AK Parti İstanbul Milletvekili Müşerref Pervin Tuba Durgut, “Ne yazık ki yanmış, kavrulmuş, parçalanmış, enkaz altında kalmış tanınmaz haldeki küçücük bedenler için Gazze bir çocuk mezarlığına dönüşmekte” dedi.
AK Parti’li Durgut, 20 Kasım Dünya Çocuk Hakları Günü ve 25 Kadına Yönelik Şiddete Karşı Uluslararası Mücadele Günü dolayısıyla Türkiye’de yaşayan Filistin, Somali, Etiyopya, Kırgızistan, Arnavutluk ve Fas uyruklu kadın ve çocuklarla birlikte TBMM’de basın toplantısı düzenledi.
Durgut, Filistinli bir kadının, “Bu zulüm yetmedi mi ey dünya, bu zulüm yetmedi mi ey insanlar? Biz savunmasız insanlardık, ne suçumuz vardı? Çocuklarım, ellerimin arasından kayıp gitti, kollarımda öldü. Çocuklarım, hiçbir şey yememişti. Yemin olsun ki benim çocuklarım, açken katledildi” şeklindeki sözlerini hatırlattı.
Saldırıların artık son bulmasını dilediklerini söyleyen, Durgut, “Gazze’de 7 Ekim’den bu yana 8 bin 500 çocuk ve kadın öldürüldü. 788 bin 800 kadın ve kız çocuğu evsiz kaldı. 1 milyon 700 bin insan yaşadığı yeri terk etmek zorunda bırakıldı ve bunların yarısından fazlası çocuktu” ifadelerini kullandı.
‘ONLARCA PREMATÜRE BEBEK HAYATINI KAYBETTİ’
Durgut, Gazze’de elektriğin kesilmesinin, yaşam ünitesine bağlı hastalar için ölüm fermanı olduğunu belirterek, “Nitekim hastanelerdeki onlarca prematüre (erken doğan) bebeğin hayatını kaybettiğini öğrendik. Gazze’deki çocuklar okula gidemiyor. savaş bitse de birçok okulun öğrencilerinin çoğu artık hayatta değil. Ne yazık ki yanmış, kavrulmuş, parçalanmış, enkaz altında kalmış tanınmaz haldeki küçücük bedenler için Gazze, bir çocuk mezarlığına dönüşmekte” diye konuştu.
‘SİVİLLERE YÖNELİK İNSANLIK SUÇU İŞLENMEKTE’
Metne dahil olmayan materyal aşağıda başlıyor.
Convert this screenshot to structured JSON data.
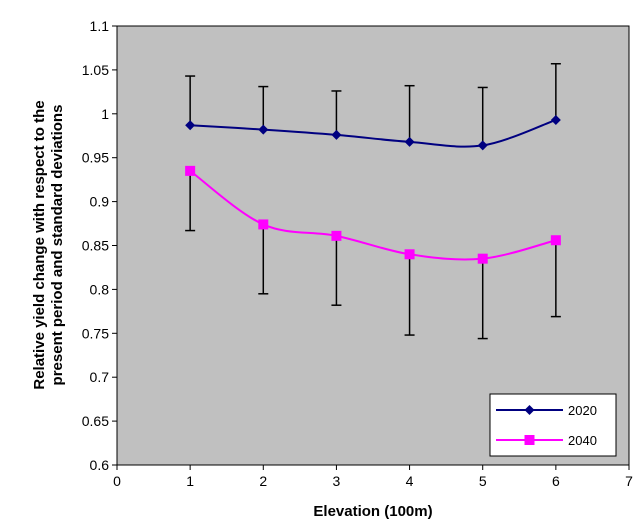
{
  "chart_data": {
    "type": "line",
    "xlabel": "Elevation (100m)",
    "ylabel": [
      "Relative yield change with respect to the",
      "present period and standard deviations"
    ],
    "xlim": [
      0,
      7
    ],
    "ylim": [
      0.6,
      1.1
    ],
    "x_ticks": [
      "0",
      "1",
      "2",
      "3",
      "4",
      "5",
      "6",
      "7"
    ],
    "y_ticks": [
      "0.6",
      "0.65",
      "0.7",
      "0.75",
      "0.8",
      "0.85",
      "0.9",
      "0.95",
      "1",
      "1.05",
      "1.1"
    ],
    "x_tick_values": [
      0,
      1,
      2,
      3,
      4,
      5,
      6,
      7
    ],
    "y_tick_values": [
      0.6,
      0.65,
      0.7,
      0.75,
      0.8,
      0.85,
      0.9,
      0.95,
      1.0,
      1.05,
      1.1
    ],
    "grid": false,
    "legend_position": "bottom-right",
    "plot_background": "#c0c0c0",
    "series": [
      {
        "name": "2020",
        "color": "#000080",
        "marker": "diamond",
        "x": [
          1,
          2,
          3,
          4,
          5,
          6
        ],
        "y": [
          0.987,
          0.982,
          0.976,
          0.968,
          0.964,
          0.993
        ],
        "error_upper": [
          1.043,
          1.031,
          1.026,
          1.032,
          1.03,
          1.057
        ],
        "smooth": true
      },
      {
        "name": "2040",
        "color": "#ff00ff",
        "marker": "square",
        "x": [
          1,
          2,
          3,
          4,
          5,
          6
        ],
        "y": [
          0.935,
          0.874,
          0.861,
          0.84,
          0.835,
          0.856
        ],
        "error_lower": [
          0.867,
          0.795,
          0.782,
          0.748,
          0.744,
          0.769
        ],
        "smooth": true
      }
    ]
  }
}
Filistin’de yaşanan zulmü görmeyen dünyanın, insan ve çocuk haklarından bahsetme hakkının bulunmadığını aktaran Durgut, şöyle dedi:
“Kurallara göre hiçbir çocuk hayati ihtiyaçlarından ve temel hizmetlerden mahrum bırakılamaz. Cenevre Sözleşmeleri, savaşta sivillerin, hastaların korunmasına dair bir dizi uluslararası hukuk kuralları içermektedir. Bu kurallara rağmen Gazze’de sivillere yönelik büyük bir insanlık suçu işlenmektedir. İsrail, koordinatları daha önce paylaşılmış olmasına rağmen Gazze’deki Türk Filistin Dostluk Hastanesi’ni dahi vurdu.
Hastane, 9 bin kanser hastasının tek umudu olan tek onkoloji merkeziydi. Kanser hastanesinin bile bombalandığı yerde hangi uluslararası hukuktan bahsedilebilir? Bu duruma uluslararası topluluk daha fazla sessiz kalamaz. BM ve tüm ilgili kurumlar, Gazze’deki katliamlara son vermek için harekete geçmelidir, çünkü Gazze’deki kardeşlerimizin acilen barışa ihtiyacı var. Uluslararası toplum, bu insanlık suçlarını şiddetle kınamalı ve sorumluları adalet önüne çıkarmalıdır.”
‘ÇOCUĞUMUN ÇİZDEİĞİ TEK RESİM MEZAR VE ŞEHİT RESMİ’
Basın toplantısına 5 çocuğu ile birlikte gelen Gazzeli Dina Shehadabir, saldırılar yüzünden 12 yıl önce Türkiye’ye geldiklerini belirterek, “Biz yaşamak istiyoruz. Çocuklara kıyamıyoruz. Benim en küçük çocuğum 5 yaşında. Çizdiği tek resim, mezar ve şehit resmi. 2008’de benim oğlum 6 aylıktı. Şimdi 15 yaşında. Biz 12 yıldır memleketimize gidemiyoruz” dedi.